Screenshot of crypto protocol revenue rankings showing Aster at the top

For those new to the scene, a perp DEX like Aster lets you trade perpetual futures contracts—basically, bets on price movements without expiration dates—right on the blockchain. No middlemen, low fees, and high leverage make it a hotspot for traders. Aster stands out with its multi-chain support, deep liquidity, and features like hidden orders to dodge front-running bots. Backed by YZI Labs and with endorsements from figures like CZ (former Binance CEO), it's not just hype; it's delivering real results.

The tweet breaks down Aster's impressive stats: over $93.5 million in fees over the past seven days and a whopping $29.4 million in a single day. That puts its market cap at around $3.2 billion, which looks undervalued when stacked against competitors. Compare that to Hyperliquid (HYPE), another hot perp DEX: $26.1 million in weekly fees, $3.1 million daily, but a much higher $12.2 billion market cap. The analyst crunches the numbers on valuation multiples—Aster's MC/Rev (annualized) sits at a lean 0.65x versus Hyperliquid's 11.9x. FDV/Rev? Aster at 3.18x, Hyperliquid at 44.0x. These metrics suggest Aster is punching above its weight and could offer better bang for the buck.

But the real excitement? An upcoming token buyback announcement from the Aster team. Buybacks use protocol revenue to purchase and burn tokens, potentially driving up the price by reducing supply. Based on the tweet's estimates, Aster's 30-day buyback yield could hit about 1.25%, with an annualized figure around 15.2%. That's significantly higher than Hyperliquid's 0.70% and 8.40%, respectively. In simple terms, if you're holding $ASTER, this could mean more value flowing back to you through scarcity and rewards.

This surge ties directly into the meme token ecosystem. Platforms like Aster provide the liquidity and tools for trading high-volatility memes without the restrictions of centralized exchanges. With over $142 billion in perp volume in just one epoch (a week-long trading period in their airdrop program), it's clear traders are flocking here. Aster's ongoing Stage 2 airdrop rewards active users with points that convert to tokens—nearly 134,000 traders participated last week alone. If you're farming airdrops or spotting meme trends early, integrating Aster into your strategy could amplify gains, especially as meme seasons heat up.

Recent reports from sources like CryptoSlate confirm Aster's revenue dominance, signaling a shift where DeFi protocols are out-earning even stablecoin issuers. And with mobile apps and more integrations on the horizon (think VOOI and others), accessibility is only improving.

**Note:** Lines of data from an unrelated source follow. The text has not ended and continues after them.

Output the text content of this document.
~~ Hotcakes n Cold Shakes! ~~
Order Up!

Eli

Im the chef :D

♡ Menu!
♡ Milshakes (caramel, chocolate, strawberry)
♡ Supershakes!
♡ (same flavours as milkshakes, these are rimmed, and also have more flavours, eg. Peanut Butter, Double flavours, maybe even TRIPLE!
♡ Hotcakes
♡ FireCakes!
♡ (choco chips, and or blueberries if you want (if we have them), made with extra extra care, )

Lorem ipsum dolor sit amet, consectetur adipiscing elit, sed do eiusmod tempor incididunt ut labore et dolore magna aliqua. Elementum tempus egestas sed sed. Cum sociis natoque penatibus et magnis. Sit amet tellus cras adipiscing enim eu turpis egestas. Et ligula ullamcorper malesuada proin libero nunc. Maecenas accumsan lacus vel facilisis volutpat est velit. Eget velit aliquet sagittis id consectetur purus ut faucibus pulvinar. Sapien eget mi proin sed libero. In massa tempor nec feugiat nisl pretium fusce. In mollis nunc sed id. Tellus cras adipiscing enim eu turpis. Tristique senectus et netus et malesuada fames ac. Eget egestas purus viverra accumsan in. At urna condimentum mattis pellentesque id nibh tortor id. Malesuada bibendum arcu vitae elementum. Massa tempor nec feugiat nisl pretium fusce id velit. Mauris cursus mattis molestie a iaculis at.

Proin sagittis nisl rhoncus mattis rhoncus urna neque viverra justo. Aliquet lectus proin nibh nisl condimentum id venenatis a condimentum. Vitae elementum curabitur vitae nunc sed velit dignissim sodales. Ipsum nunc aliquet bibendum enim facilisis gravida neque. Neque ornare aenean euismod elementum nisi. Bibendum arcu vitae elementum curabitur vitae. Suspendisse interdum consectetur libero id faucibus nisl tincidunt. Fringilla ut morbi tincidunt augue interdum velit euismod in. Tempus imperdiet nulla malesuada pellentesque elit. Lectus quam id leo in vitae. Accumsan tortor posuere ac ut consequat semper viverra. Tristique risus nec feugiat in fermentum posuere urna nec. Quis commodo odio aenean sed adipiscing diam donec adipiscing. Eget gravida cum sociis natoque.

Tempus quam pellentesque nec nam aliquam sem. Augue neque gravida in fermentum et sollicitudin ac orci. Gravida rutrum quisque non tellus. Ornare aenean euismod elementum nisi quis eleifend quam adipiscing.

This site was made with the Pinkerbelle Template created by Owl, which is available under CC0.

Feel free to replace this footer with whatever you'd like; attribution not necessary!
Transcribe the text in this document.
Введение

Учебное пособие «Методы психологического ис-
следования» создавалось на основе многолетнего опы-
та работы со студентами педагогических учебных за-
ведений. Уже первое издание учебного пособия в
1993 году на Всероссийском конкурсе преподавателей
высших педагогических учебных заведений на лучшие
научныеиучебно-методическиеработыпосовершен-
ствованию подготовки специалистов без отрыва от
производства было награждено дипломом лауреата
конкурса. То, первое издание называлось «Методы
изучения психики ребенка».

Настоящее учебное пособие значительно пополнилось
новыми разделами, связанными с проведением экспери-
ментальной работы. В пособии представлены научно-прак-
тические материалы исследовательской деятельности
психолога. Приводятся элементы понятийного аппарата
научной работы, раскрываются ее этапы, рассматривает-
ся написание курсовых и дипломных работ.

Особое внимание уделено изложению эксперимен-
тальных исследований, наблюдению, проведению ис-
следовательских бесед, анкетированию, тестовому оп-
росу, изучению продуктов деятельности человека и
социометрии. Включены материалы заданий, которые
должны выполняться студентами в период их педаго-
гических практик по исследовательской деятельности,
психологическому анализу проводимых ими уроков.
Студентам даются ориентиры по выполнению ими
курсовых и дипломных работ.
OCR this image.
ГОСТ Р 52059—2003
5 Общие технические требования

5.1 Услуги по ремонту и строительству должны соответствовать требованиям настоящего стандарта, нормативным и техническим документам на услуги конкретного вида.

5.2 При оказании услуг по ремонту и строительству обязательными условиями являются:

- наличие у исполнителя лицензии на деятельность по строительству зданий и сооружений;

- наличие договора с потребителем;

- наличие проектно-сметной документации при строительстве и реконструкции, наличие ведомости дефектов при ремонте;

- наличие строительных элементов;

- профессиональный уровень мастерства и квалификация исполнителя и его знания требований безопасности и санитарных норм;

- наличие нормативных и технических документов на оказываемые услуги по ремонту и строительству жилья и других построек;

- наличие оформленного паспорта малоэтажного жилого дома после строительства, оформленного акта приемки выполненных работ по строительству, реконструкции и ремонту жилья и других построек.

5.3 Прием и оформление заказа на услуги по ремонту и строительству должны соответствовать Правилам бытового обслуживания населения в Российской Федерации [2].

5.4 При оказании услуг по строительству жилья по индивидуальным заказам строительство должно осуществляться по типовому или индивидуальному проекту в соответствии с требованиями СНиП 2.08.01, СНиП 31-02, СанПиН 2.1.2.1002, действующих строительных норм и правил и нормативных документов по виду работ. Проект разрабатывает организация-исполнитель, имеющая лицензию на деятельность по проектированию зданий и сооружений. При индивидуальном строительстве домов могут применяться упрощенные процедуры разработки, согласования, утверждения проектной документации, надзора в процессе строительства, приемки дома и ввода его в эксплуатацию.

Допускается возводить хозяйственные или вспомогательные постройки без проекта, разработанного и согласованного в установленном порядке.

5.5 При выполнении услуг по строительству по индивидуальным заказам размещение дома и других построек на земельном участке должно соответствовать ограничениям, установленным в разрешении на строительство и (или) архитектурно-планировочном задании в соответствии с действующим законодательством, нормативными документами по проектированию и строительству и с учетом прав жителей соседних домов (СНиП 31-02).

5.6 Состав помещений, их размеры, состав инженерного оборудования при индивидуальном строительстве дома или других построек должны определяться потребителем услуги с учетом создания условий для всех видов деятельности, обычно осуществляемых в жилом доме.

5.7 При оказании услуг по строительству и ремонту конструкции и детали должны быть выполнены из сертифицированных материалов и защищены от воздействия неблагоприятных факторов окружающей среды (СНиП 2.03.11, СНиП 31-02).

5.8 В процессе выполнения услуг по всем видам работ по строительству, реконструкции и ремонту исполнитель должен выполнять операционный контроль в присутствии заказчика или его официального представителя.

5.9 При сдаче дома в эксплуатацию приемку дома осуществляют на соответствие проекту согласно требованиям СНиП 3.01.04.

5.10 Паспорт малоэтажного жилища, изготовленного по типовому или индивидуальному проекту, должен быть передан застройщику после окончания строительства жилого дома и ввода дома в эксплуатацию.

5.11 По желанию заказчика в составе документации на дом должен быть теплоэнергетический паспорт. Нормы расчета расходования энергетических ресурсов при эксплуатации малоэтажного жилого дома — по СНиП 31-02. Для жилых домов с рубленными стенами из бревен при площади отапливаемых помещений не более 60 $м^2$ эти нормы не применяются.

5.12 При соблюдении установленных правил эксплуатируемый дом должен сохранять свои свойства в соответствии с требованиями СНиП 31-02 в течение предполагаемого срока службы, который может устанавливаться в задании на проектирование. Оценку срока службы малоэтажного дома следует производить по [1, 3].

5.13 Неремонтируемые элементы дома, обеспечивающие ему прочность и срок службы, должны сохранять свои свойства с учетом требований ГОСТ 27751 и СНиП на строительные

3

The tweet wraps with a cheeky nod to competition: "CZ don't want Aster to compete with Hype, 'they compete with Binance'." It hints at the bigger picture—Aster isn't just vying with other DEXes; it's challenging the old guard. For blockchain practitioners and meme enthusiasts, this means more efficient, decentralized ways to trade and build wealth.

As the crypto market evolves, keeping an eye on revenue kings like Aster could be key to staying ahead. Whether you're in it for the tech, the yields, or the memes, this DEX is proving it's built for the long haul. Dive in, trade smart, and who knows? The next big pump might start right here.